Value at risk is a risk management tool developed by Till Guldimann at J.P. Morgan in the 1980s. It was developed as a result of discussions surrounding the importance of "value risks" or "earnings risks." The parties determined that value risks were of greater consequence, and VaR was born.

VaR is applicable to many different assets, including stocks, bonds, and derivatives as well as single assets or portfolios of assets. There are several methods that can be used to calculate VaR, including (1) the historical method (nonparametric delta normal), which uses past data; (2) the parametric method, which only requires the mean and standard deviation to be used;^{[2]} or (3) the Monte Carlo method, which uses future or forecasted data. Additionally, either percentage VaR or dollar VaR can be obtained, depending on the preferred output result. It is important to note that back-testing is extremely important with this technique. VaR is only an estimated worst-case scenario, and actual losses may surpass VaR. A loss that exceeds VaR is termed a "VaR break." VaR is rooted in the statistical and probabilistic foundations of portfolio theory. There is no one VaR value. In fact, there are multiple VaRs, depending on the circumstances and inputs.
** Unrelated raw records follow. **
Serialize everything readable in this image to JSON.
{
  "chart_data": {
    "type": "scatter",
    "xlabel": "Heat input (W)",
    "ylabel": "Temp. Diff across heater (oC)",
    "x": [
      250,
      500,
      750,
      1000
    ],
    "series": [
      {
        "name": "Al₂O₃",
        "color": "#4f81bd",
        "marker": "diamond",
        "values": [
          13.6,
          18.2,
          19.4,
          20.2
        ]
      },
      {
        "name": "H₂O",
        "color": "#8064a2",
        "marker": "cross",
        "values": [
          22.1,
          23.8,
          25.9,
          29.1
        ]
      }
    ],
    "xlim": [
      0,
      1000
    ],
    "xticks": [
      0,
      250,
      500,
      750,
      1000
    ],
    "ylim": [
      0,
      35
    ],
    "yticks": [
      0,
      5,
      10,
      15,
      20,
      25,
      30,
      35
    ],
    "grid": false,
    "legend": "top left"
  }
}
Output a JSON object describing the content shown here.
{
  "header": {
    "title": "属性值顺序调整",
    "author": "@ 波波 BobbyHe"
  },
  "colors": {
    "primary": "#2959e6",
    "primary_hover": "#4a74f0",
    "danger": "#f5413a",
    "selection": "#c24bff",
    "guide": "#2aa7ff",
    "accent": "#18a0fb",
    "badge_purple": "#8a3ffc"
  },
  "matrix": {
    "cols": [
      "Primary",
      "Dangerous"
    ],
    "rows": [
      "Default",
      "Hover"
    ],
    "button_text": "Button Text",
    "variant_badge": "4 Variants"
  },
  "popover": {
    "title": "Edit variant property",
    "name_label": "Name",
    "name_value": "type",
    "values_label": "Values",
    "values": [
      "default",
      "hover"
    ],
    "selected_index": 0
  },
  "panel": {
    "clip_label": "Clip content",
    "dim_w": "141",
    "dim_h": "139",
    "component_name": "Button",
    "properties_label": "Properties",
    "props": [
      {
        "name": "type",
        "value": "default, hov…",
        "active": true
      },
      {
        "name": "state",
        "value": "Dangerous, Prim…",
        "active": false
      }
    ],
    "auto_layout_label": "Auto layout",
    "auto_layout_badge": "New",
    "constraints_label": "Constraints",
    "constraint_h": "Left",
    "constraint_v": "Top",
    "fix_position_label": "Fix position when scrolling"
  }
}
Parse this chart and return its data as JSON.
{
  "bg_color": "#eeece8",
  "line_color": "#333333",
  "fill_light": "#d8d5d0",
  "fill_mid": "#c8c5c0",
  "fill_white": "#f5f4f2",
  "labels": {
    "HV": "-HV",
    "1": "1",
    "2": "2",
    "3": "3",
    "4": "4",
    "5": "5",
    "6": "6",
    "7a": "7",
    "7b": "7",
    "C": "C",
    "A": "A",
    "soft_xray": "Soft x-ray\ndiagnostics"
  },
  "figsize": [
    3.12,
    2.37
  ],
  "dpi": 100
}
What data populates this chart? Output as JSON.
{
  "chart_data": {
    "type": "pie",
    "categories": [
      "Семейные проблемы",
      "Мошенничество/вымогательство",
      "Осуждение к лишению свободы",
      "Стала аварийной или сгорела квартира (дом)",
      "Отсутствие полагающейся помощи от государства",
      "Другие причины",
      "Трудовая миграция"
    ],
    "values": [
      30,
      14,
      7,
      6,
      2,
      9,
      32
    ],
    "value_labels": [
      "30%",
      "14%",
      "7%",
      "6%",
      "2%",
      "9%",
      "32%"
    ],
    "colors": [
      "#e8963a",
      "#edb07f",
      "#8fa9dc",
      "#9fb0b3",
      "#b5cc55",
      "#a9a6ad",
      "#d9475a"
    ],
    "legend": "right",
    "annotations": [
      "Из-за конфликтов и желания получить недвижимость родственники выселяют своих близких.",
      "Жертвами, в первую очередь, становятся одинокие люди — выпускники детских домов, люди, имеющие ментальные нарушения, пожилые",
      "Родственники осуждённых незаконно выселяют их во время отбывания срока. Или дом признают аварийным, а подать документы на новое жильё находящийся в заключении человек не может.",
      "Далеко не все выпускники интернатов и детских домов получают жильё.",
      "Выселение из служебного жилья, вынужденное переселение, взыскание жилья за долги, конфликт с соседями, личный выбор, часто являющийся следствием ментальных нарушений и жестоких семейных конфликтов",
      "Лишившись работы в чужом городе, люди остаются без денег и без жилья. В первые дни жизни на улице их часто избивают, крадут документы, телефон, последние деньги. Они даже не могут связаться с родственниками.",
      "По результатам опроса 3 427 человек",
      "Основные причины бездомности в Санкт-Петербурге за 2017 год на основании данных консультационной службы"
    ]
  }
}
There are five primary underlying assumptions for VaR. They are as follows:

1. *Stationarity.* A 1 percent fluctuation in returns is equally likely to occur at any point in time.

2. *Random walk of intertemporal unpredictability.* Day-to-day fluctuations in returns are independent.

3. *Nonnegativity.*^{[3]} Financial assets with limited liability cannot attain negative values.

4. *Time consistency.* All single-period assumptions hold over the multiperiod time horizon.

5. *Distributional.* Daily return fluctuations follow a normal distribution with a mean of zero and a standard deviation of 100 bp^{[4]} (Allen, Boudoukh, and Saunders 2004, 8-9).

With respect to the assumptions, the most obvious flaw is with the distributional assumption. Stock returns, in particular, have repeatedly been shown to not follow a normal distribution historically. However, using log returns can compensate for this issue.

- [1] Alternatively, some sources will use z as the confidence level instead of c. The approaches are identical; it is simply a notational difference.
- [2] The parametric method for calculating VaR is commonly used, and the only variables needed to do the calculation are the estimated mean and standard deviation of the portfolio. This method assumes that returns from portfolios are normally distributed.
- [3] Derivatives can violate this assumption.
- [4] Here, bp represents the common abbreviation of basis points. A basis point is 1/100th of a percent.